Nolimit City has carved out a reputation for producing controversial slots. This has now become its USP, with games such as Remember Gulag, Punk Toilet and Das xBoot among its top performing titles.
Carlesund said Nolimit’s “very specific niche content” would complement Evolution’s existing RNG portfolio.
He said: “This is one of the truly innovative companies in online casino and is recognised in our industry for its cutting-edge technology and graphically rich player experience.
“Nolimit is a product developer with distinct content both in terms of style and storyline. It particularly speaks to advanced slot players who are looking for a richer player experience and plot twist.
“Nolimit has rocketed to prominence over the past years by calling out a unique style of slots, sometimes with dark themes, but definitely with a sense of humour,” he added.
A numbers game
Evolution paid an initial €200m in cash for Nolimit City, although that figure is is likely to rise to €340m by 2025. The €140m in future earn outs will be split between 2023, 2024 and 2025.
Nolimit City is expected to generate revenue of €30m in 2022 and EBITDA of €23m, demonstrating a strong EBITDA margin of 77% and a very profitable business.
The studio currently employs approximately 100 staff across three main locations in Sweden, Malta and India.
The co-founders, including Jonas Tegman, will remain with the company and will “continue to contribute to the new Evolution/Nolimit City combination” according to Carlesund.
Reacting to the deal, Nordic investment bank Redeye said: “The valuation on the initial consideration is c. 9x EBITDA which is attractive in our view (Evolution trades at c. 17x EBITDA 2022 and 13x EBITDA 2023E).
“Still, the acquisition is small compared to the size of Evolution and based on the 2022 financials we expect it to add around 2% to our EBITDA estimates.
“However, there could also potentially be growth synergies to realise as Evolution likely can add Nolimit City’s games to new operators where its games currently are not available.”
Talking of synergies
The 77% EBITDA margin means there will not be cost synergies for Evolution. Indeed, synergies resulting from the deal – outside of the obvious content expansion – are likely to be regional. For example, Nolimit City has not yet launched its games in North America.
There are also obvious technology benefits from joining the Evolution business, while Carlesund expects the biggest bonus to come from improved “output and delivery” of Nolimit City games, thanks to Evolution’s one-stop shop strategy.

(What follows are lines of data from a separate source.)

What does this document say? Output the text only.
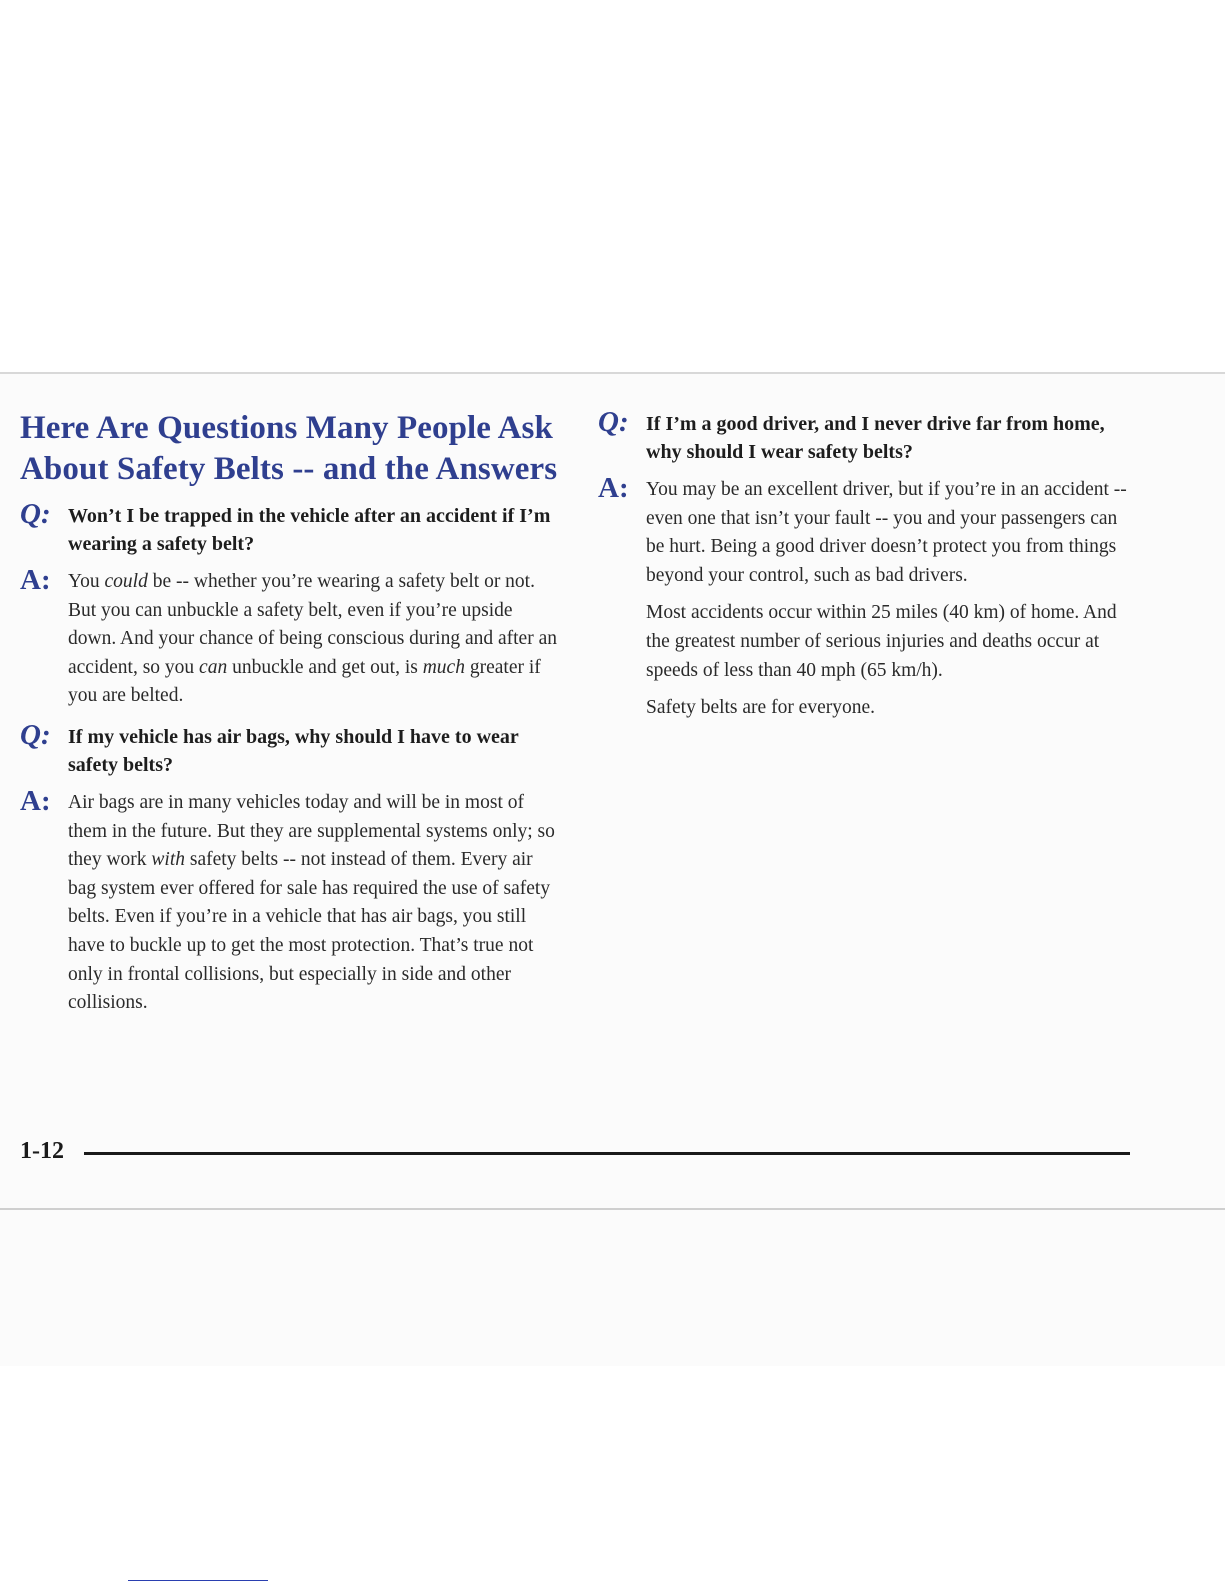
Here Are Questions Many People Ask
About Safety Belts -- and the Answers
Q: Won’t I be trapped in the vehicle after an accident if I’m wearing a safety belt?

A: You could be -- whether you’re wearing a safety belt or not. But you can unbuckle a safety belt, even if you’re upside down. And your chance of being conscious during and after an accident, so you can unbuckle and get out, is much greater if you are belted.

Q: If my vehicle has air bags, why should I have to wear safety belts?

A: Air bags are in many vehicles today and will be in most of them in the future. But they are supplemental systems only; so they work with safety belts -- not instead of them. Every air bag system ever offered for sale has required the use of safety belts. Even if you’re in a vehicle that has air bags, you still have to buckle up to get the most protection. That’s true not only in frontal collisions, but especially in side and other collisions.

Q: If I’m a good driver, and I never drive far from home, why should I wear safety belts?

A: You may be an excellent driver, but if you’re in an accident -- even one that isn’t your fault -- you and your passengers can be hurt. Being a good driver doesn’t protect you from things beyond your control, such as bad drivers.

Most accidents occur within 25 miles (40 km) of home. And the greatest number of serious injuries and deaths occur at speeds of less than 40 mph (65 km/h).

Safety belts are for everyone.

1-12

On the one-stop shop operating model, Evolution investor Magnus Andersson told iGaming NEXT: “Evo’s strategy is turning out to be very similar to that of the luxury conglomerate LVMH, currently Europe’s biggest company.

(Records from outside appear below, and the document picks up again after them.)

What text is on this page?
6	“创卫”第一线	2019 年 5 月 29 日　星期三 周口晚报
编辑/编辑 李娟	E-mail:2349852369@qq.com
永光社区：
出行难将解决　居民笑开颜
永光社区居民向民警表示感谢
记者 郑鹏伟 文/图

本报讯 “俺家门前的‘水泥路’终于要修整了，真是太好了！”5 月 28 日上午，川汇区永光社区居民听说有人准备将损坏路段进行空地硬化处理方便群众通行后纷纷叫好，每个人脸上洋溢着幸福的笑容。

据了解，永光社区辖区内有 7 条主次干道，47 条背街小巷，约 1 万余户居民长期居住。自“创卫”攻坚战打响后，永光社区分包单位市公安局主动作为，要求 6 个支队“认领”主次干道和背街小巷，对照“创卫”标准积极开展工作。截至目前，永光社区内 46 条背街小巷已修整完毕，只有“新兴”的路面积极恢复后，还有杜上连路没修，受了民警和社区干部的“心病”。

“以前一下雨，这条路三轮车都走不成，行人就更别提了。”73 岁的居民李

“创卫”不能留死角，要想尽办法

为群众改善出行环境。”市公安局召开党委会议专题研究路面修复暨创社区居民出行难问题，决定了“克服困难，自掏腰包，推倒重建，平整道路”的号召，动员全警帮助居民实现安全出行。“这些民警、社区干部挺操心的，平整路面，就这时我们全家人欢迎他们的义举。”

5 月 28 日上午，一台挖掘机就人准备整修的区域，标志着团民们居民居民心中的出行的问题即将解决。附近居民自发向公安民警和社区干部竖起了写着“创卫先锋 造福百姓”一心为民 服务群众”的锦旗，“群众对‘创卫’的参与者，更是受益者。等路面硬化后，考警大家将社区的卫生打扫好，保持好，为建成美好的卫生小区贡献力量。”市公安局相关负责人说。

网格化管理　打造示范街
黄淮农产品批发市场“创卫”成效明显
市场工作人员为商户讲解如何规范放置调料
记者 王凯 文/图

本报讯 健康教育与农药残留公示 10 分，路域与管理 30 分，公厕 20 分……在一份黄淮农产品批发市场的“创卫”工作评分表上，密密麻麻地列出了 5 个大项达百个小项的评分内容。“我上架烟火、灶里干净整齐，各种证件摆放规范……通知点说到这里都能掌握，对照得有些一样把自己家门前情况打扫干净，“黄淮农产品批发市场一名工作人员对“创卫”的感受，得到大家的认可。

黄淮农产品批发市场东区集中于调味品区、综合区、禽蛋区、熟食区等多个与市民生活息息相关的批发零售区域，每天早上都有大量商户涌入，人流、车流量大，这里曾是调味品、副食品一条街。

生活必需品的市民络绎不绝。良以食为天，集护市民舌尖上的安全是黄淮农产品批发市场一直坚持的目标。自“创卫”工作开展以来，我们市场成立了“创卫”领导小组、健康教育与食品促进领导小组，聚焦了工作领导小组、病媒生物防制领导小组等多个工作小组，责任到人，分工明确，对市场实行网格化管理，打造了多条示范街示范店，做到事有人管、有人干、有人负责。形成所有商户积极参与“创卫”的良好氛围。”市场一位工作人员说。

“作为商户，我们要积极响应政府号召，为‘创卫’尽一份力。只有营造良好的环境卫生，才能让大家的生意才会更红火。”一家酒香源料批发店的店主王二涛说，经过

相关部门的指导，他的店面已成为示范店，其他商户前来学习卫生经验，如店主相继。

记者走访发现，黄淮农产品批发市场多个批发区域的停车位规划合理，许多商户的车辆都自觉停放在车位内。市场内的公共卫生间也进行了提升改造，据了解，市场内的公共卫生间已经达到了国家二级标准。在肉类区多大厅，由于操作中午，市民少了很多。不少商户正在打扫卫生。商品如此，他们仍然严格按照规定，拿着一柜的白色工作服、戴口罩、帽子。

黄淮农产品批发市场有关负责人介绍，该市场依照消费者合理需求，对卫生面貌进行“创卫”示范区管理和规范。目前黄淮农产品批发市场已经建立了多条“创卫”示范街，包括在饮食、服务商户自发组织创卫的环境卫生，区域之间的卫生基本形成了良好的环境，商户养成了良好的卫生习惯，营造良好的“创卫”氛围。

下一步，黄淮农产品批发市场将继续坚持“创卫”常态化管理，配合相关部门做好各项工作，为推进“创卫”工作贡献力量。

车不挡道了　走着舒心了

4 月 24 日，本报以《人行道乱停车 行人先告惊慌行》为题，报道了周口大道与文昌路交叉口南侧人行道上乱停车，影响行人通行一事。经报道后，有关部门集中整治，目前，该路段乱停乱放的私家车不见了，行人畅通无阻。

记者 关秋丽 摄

“Besides dividends, they use their cash flow to purchase some of the best companies within the igaming business.
“Thus their cash is generating better and better returns and the company grows both organically and through the acquisitions,” he added.
A boost for RNG?
Evolution operates two key business segments: live casino and RNG slots. In Q1 2022, the live portion generated €264.5m in revenue amid a 44% annual rise.

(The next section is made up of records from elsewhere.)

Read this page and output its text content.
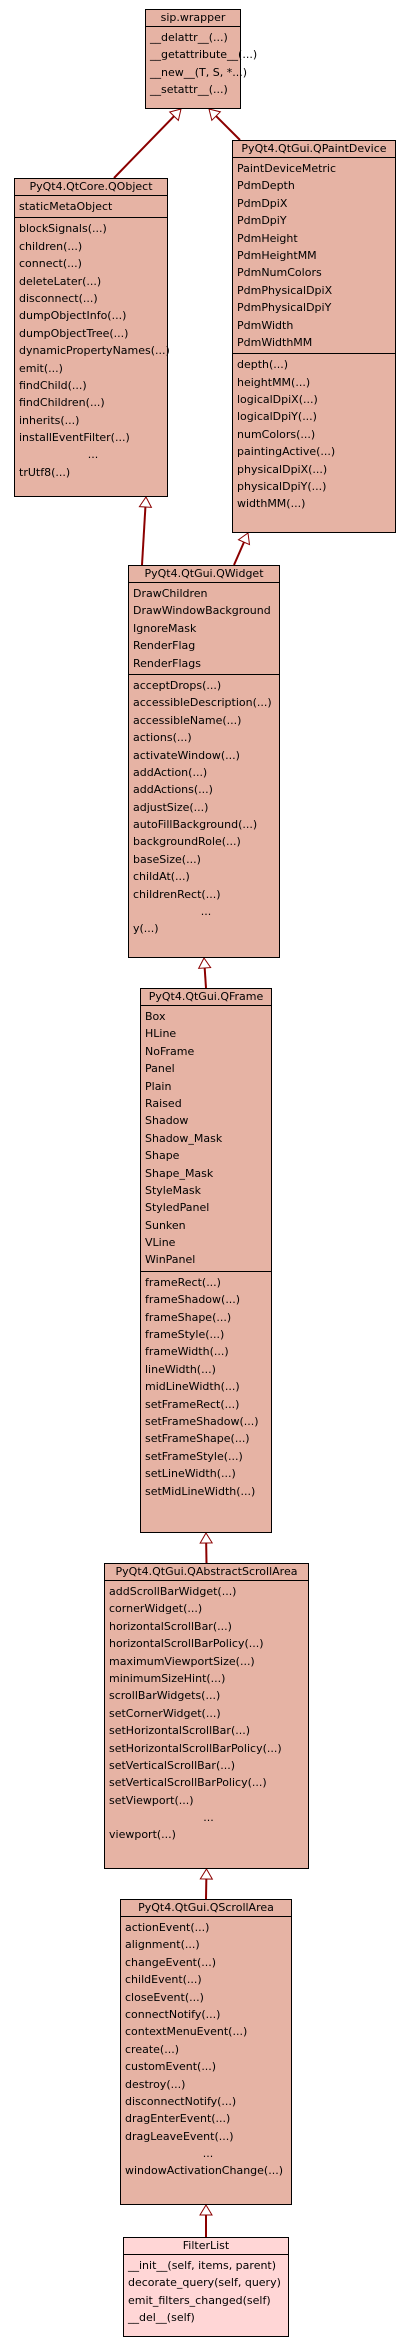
sip.wrapper
__delattr__(...)
__getattribute__(...)
__new__(T, S, *...)
__setattr__(...)
PyQt4.QtCore.QObject
staticMetaObject
blockSignals(...)
children(...)
connect(...)
deleteLater(...)
disconnect(...)
dumpObjectInfo(...)
dumpObjectTree(...)
dynamicPropertyNames(...)
emit(...)
findChild(...)
findChildren(...)
inherits(...)
installEventFilter(...)
...
trUtf8(...)
PyQt4.QtGui.QPaintDevice
PaintDeviceMetric
PdmDepth
PdmDpiX
PdmDpiY
PdmHeight
PdmHeightMM
PdmNumColors
PdmPhysicalDpiX
PdmPhysicalDpiY
PdmWidth
PdmWidthMM
depth(...)
heightMM(...)
logicalDpiX(...)
logicalDpiY(...)
numColors(...)
paintingActive(...)
physicalDpiX(...)
physicalDpiY(...)
widthMM(...)
PyQt4.QtGui.QWidget
DrawChildren
DrawWindowBackground
IgnoreMask
RenderFlag
RenderFlags
acceptDrops(...)
accessibleDescription(...)
accessibleName(...)
actions(...)
activateWindow(...)
addAction(...)
addActions(...)
adjustSize(...)
autoFillBackground(...)
backgroundRole(...)
baseSize(...)
childAt(...)
childrenRect(...)
...
y(...)
PyQt4.QtGui.QFrame
Box
HLine
NoFrame
Panel
Plain
Raised
Shadow
Shadow_Mask
Shape
Shape_Mask
StyleMask
StyledPanel
Sunken
VLine
WinPanel
frameRect(...)
frameShadow(...)
frameShape(...)
frameStyle(...)
frameWidth(...)
lineWidth(...)
midLineWidth(...)
setFrameRect(...)
setFrameShadow(...)
setFrameShape(...)
setFrameStyle(...)
setLineWidth(...)
setMidLineWidth(...)
PyQt4.QtGui.QAbstractScrollArea
addScrollBarWidget(...)
cornerWidget(...)
horizontalScrollBar(...)
horizontalScrollBarPolicy(...)
maximumViewportSize(...)
minimumSizeHint(...)
scrollBarWidgets(...)
setCornerWidget(...)
setHorizontalScrollBar(...)
setHorizontalScrollBarPolicy(...)
setVerticalScrollBar(...)
setVerticalScrollBarPolicy(...)
setViewport(...)
...
viewport(...)
PyQt4.QtGui.QScrollArea
actionEvent(...)
alignment(...)
changeEvent(...)
childEvent(...)
closeEvent(...)
connectNotify(...)
contextMenuEvent(...)
create(...)
customEvent(...)
destroy(...)
disconnectNotify(...)
dragEnterEvent(...)
dragLeaveEvent(...)
...
windowActivationChange(...)
FilterList
__init__(self, items, parent)
decorate_query(self, query)
emit_filters_changed(self)
__del__(self)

RNG growth has been much harder to come by however, even with the acquired NetEnt, Red Tiger and Big Time Gaming businesses propping up the portfolio.
For the same period, RNG came in relatively flat at +1.8%, providing €62.3m of overall Q1 2022 revenue.
Despite the stuttering growth, Evolution has set ambitious targets for the RNG department and is aiming for double-digit slots growth by the end of 2022 and into 2023.
During yesterday’s investor call, Carlesund doubled down on that target. He said: “That has not changed, and I want to be clear on that.
“We have our double-digit growth target for the existing slots business and that remains 100% as it is.
“Nolimit is added on top of that, but I will say that I have higher expectations for Nolimit’s growth than on the double digits we already have for the existing business,” he added.
Finally, Carlesund did not rule out future acquisitions but explained to investors that he was content with Evolution’s portfolio of businesses following the Nolimit deal.
When asked specifically by Morgan Stanley analyst Ed Young whether the company would ever consider M&A in the live casino space instead of slots, Carlesund had this to say: “We’re a company that is never really happy as we want to do better every day.
“We are doing that in live and we are increasing the gap to competition. I don’t see the potential in buying a company in live.
“Maybe it will occur, who knows, but right now we don’t see that. Maybe there are parts of it, as you saw with Digiwheel, where we need this piece of hardware or software or a combination of both to build the new games. So that could happen,” he added.